26. Destroyed

2.8K 405 306
                                    


Isak tangis terdengar dari dekat salah satu pemakaman, suara lirih itu terus berbicara seolah meluapkan semua yang ia rasakan saat ini.

"Nay, aku harus apa?" Tangisnya meraung memeluk gundukan tanah didepannya, tangannya senantiasa mengusap nisan yang bertulis nama kekasihnya.

"Kanaya, maafin aku."

Antara percaya dan tidak percaya, ucapan Rion tadi menjadi Boomerang. Ia tidak ingin percaya, tetapi kedua orang tuanya tidak menyangkal. Ingin mempercayai pun ia sangat membenci hal itu, pria itu yang sudah membuat Kanaya pergi. Entah apa yang dilakukan olehnya sampai sang kekasih pergi, dan ia tau setelah jasad sang kekasih sudah dikubur.

"Kanaya, Om Rion bukan Papa aku, kan. Om Rion Papa kamu?!" Seakan seseorang akan menjawab perkataannya, Ia terus memberikan banyak pertanyaan.

"Nay, aku kangen kamu. Kembali Nay."

Dunianya seperti hancur dalam sekali jentikan, semua sudah terungkap, ia tau alasan Papi dan Maminya memperlakukan Jeano seperti itu, padahal kedua orang tuanya sangat sayang dengan Jeano.

Papi yang selalu ia andalkan, yang selalu ia banggakan, ternyata bukan Papi kandungnya.
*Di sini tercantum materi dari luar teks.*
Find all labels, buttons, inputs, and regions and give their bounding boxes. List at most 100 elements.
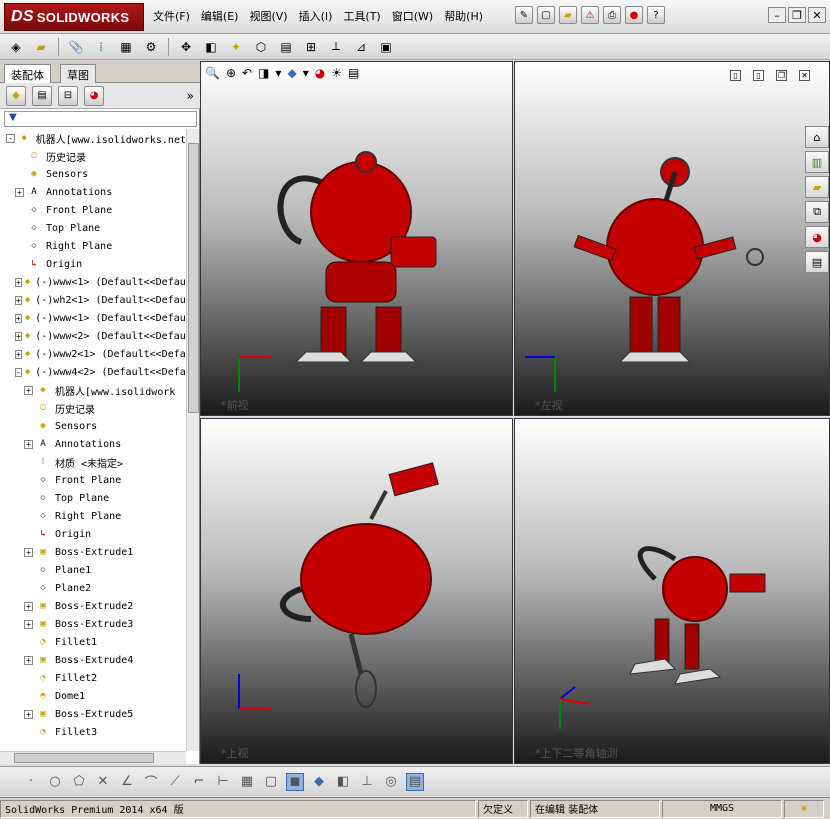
tree-node[interactable]: + ▣ Boss-Extrude4 xyxy=(0,651,186,669)
help-icon[interactable]: ? xyxy=(647,6,665,24)
tree-node[interactable]: + ▣ Boss-Extrude3 xyxy=(0,615,186,633)
expand-icon[interactable]: + xyxy=(24,601,33,611)
tree-node[interactable]: ◇ Front Plane xyxy=(0,471,186,489)
measure-icon[interactable]: ⊿ xyxy=(351,37,371,57)
tree-node[interactable]: + ◆ (-)www<1> (Default<<Defaul xyxy=(0,273,186,291)
cross-icon[interactable]: ✕ xyxy=(94,773,112,791)
restore-icon[interactable]: ❐ xyxy=(788,7,806,23)
point-icon[interactable]: · xyxy=(22,773,40,791)
polygon-icon[interactable]: ⬠ xyxy=(70,773,88,791)
explode-icon[interactable]: ✦ xyxy=(226,37,246,57)
circle-icon[interactable]: ○ xyxy=(46,773,64,791)
tree-node[interactable]: ◓ Dome1 xyxy=(0,687,186,705)
dimension-icon[interactable]: ⊢ xyxy=(214,773,232,791)
expand-icon[interactable]: + xyxy=(15,349,22,359)
close-icon[interactable]: ✕ xyxy=(808,7,826,23)
pin-icon[interactable]: ✎ xyxy=(515,6,533,24)
menu-edit[interactable]: 编辑(E) xyxy=(198,8,247,24)
viewport-trimetric[interactable]: *上下二等角轴测 xyxy=(514,418,830,764)
tree-node[interactable]: ◇ Plane1 xyxy=(0,561,186,579)
tree-node[interactable]: + A Annotations xyxy=(0,183,186,201)
expand-icon[interactable]: + xyxy=(24,385,33,395)
grid-icon[interactable]: ▦ xyxy=(238,773,256,791)
appearances-scenes-icon[interactable]: ◕ xyxy=(805,226,829,248)
collapse-icon[interactable]: - xyxy=(15,367,22,377)
tree-node[interactable]: ◔ Fillet3 xyxy=(0,723,186,741)
pattern-icon[interactable]: ▦ xyxy=(116,37,136,57)
menu-file[interactable]: 文件(F) xyxy=(150,8,198,24)
shaded-icon[interactable]: ◼ xyxy=(286,772,304,791)
tree-node[interactable]: - ◆ 机器人[www.isolidworks.net xyxy=(0,129,186,147)
section-view-icon[interactable]: ◨ xyxy=(258,66,269,80)
large-assembly-icon[interactable]: ▣ xyxy=(376,37,396,57)
scene-icon[interactable]: ☀ xyxy=(331,66,342,80)
menu-window[interactable]: 窗口(W) xyxy=(389,8,441,24)
tree-node[interactable]: ⁝ 材质 <未指定> xyxy=(0,453,186,471)
expand-icon[interactable]: + xyxy=(15,313,22,323)
open-folder-icon[interactable]: ▰ xyxy=(559,6,577,24)
warning-icon[interactable]: ⚠ xyxy=(581,6,599,24)
tree-node[interactable]: + ◆ (-)www<2> (Default<<Defaul xyxy=(0,327,186,345)
menu-help[interactable]: 帮助(H) xyxy=(441,8,491,24)
property-manager-icon[interactable]: ▤ xyxy=(32,85,52,106)
tree-node[interactable]: ◇ Top Plane xyxy=(0,219,186,237)
tree-node[interactable]: + ◆ (-)www2<1> (Default<<Defaul xyxy=(0,345,186,363)
reference-geometry-icon[interactable]: ⬡ xyxy=(251,37,271,57)
tree-node[interactable]: + ▣ Boss-Extrude2 xyxy=(0,597,186,615)
viewport-front[interactable]: *前视 xyxy=(200,61,513,416)
tree-node[interactable]: ◉ Sensors xyxy=(0,165,186,183)
tree-node[interactable]: + ▣ Boss-Extrude1 xyxy=(0,543,186,561)
axis-icon[interactable]: ⊥ xyxy=(358,773,376,791)
angle-icon[interactable]: ∠ xyxy=(118,773,136,791)
viewport-restore-icon[interactable]: ❐ xyxy=(776,70,787,81)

Apa semesta belum puas menghukumnya, setelah kepergian sang kekasih, dan banyaknya rahasia yang terungkap.

Langit yang sudah berganti dengan warna gelap itu tak membuat Mahen bangkit dari duduknya, seakan tidak ingin pergi, ia terus memeluk gundukan tanah seraya menangis.

"Nay."

Begitu banyak memori indah dengan keluarganya, mereka tidak pernah membedakannya dengan Jeano yang notabenenya anak kandung sang Papi. Saat kedua orang tuanya memperlakukan Jeano dengan buruk pun ia merasa Jeano bukan anak kandung kedua orang tuanya, ternyata ia salah, ia yang bukan anak kandung sang Papi.

Tawanya miris, hidupnya terlalu indah sampai ia tidak pernah berpikir kalau dirinya anak Mami dengan orang lain. Ia sangat menyayangi keluarganya, terlebih Jeano yang sedari kecil sangat lengket padanya.

"Ano, adeknya Abang. Tolong, setelah ini jangan benci Abang, jangan tinggalin Abang."

Napasnya tercekat, dadanya memburu, seolah pasokan udara yang semakin menipis. Dada kirinya berdenyut, terasa sesak.

"Abang sayang Ano," tangis Mahen pecah, ia meraung meluapkan emosional yang sedari tadi ia tahan.

🏘️🏘️

Jidar sudah sampai disalah satu taman kota, sesuai dengan lokasi yang dikirim Arutala.

Langkahnya berlari memasuki taman, guna mencari Arutala. Disalah satu bangku taman, dengan air mancur didepannya. Terlihat seseorang duduk tanpa melakukan apapun, hanya menatap air yang mancur didepannya.

"Ada apa?" Tanyanya saat ia sampai dibelakangnya.

"Kak Jidar," senyum Arutala mengembang, ternyata Jidar memang menemuinya.

"Gue enggak ada waktu banyak, ada apa?" Tanya Jidar seolah tidak ingin berlama-lama.

Arutala beranjak berdiri, langkahnya menghampiri Jidar, maniknya menatap manik Jidar yang menatapnya tajam.

Matanya berair, liquid bening siap luruh.

"Maafin Lala," ucap Arutala dengan bibir bergetar.

"Iya," jawab singkat Jidar.

Saat Jidar ingin pergi, Arutala menahan tangan pemuda itu.